Why? Why do weekly updates and announcements if they are just going to lie and hide things, you surely want to work with and cater for your community. Lag, custom games and other balancing measures should have been higher priority than adding SBMM, especially when they don't want us to take Crucible too seriously in the first place.
I see valid points from both sides of the coin as it were with knowing/not knowing changes.
I am not saying Bungie should lie or hide the truth as it will just look bad on them and the trust is lost with the community. Maybe they should look at the mess Microsoft got itself into with the initial announcement of the XB1 and take notes on how not to do it. I am happy for them to give the weekly updates and announcements but a lot of the time I am purely just looking out for what is new rather than the "wall of text" of changes that generally don't affect how I play and enjoy the game.
Going back to my original point, if the silent updates were small enough maybe a percentage point here or there in terms of damage, improved range, accuracy etc. then that gives them a pure "numbers" basis to see the effect on the changes. Alternatively maybe there should be an "enhancements" playlist where these changes can be tested to see the effect like a "live beta".
I guess if people know the change up front that may build a preconceived opinion of the change before they have tried it, so going in with that mind set of "this change is going to break the game because of ________", alternatively it can have the opposite and have "this change will improve the game because of _______".
Maybe by doing the silent change and then getting feedback to see if people can identify the change would be one way to go to test these changes to see if it is success or not. In any "skill" based game there is always going to be balancing issues with weapon types armour etc.
I see this whole process a bit like a 3D movie. If done well you don't focus on the "3D-ness" you enjoy the experience as a whole and the 3D elements compliment the entire experience, but if done badly you see the mis-mash of trying to force 3D elements into situations where its not required like things poking out of the screen for the sheer "gimmick" effect and go "look at my awesome 3D effects".
I agree the vast swings from one sweeping change to another has probably been the biggest problem and I guess Bungie will learn from this (Destiny at any stage is an epic undertaking).

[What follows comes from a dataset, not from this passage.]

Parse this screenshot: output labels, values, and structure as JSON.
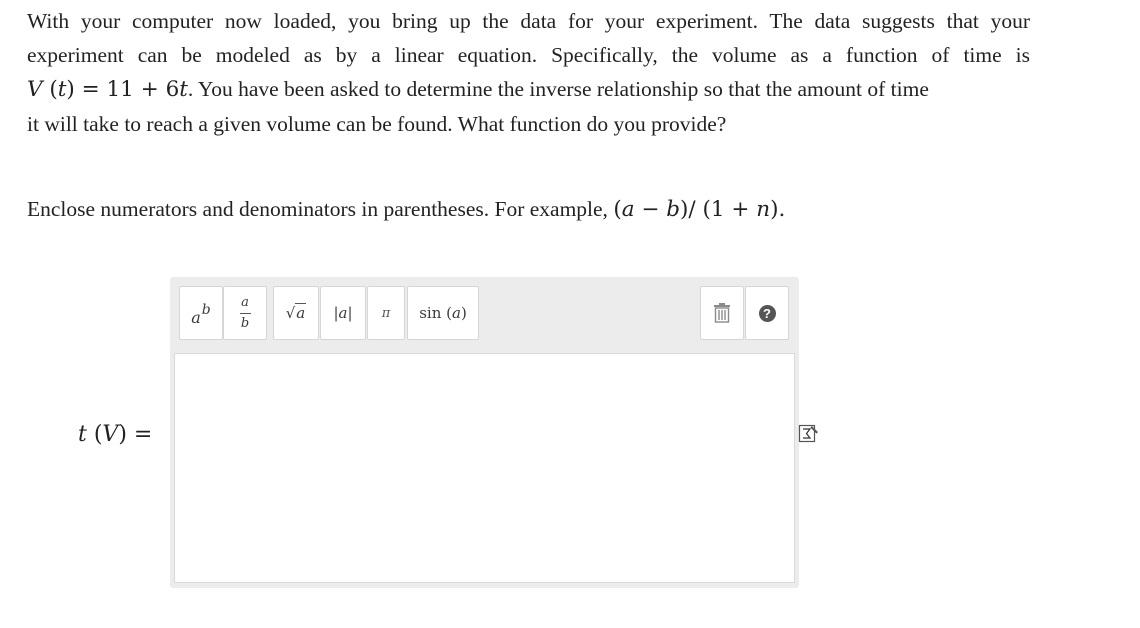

One minute my raid pulse rifle was doing ok (purely as I love using it in PvE) then suddenly it seems to be complete garbage and everyone is just running around with a mida. (Unless you are WKD - he does love his hand cannons
)
Hopefully Bungie will introduce a more "social/custom match making" playlist into the next game (while there at it maybe we can decide what buffs/nerfs are applied to the game). Personally I would love to see a kind of horde mode like GoW (but I guess the raids to a certain degree are like horde mode i.e. waves of harder and harder enemies)
Maybe doing a comparison between day one PvP versus the current PvP configuration would be an interesting experiment purely to see what the cumulative effect on the overall changes has had.
Ultimately I think we as gamers will never be satisfied unless the game works the way "we" want it too which means someone is going to be upset at some point.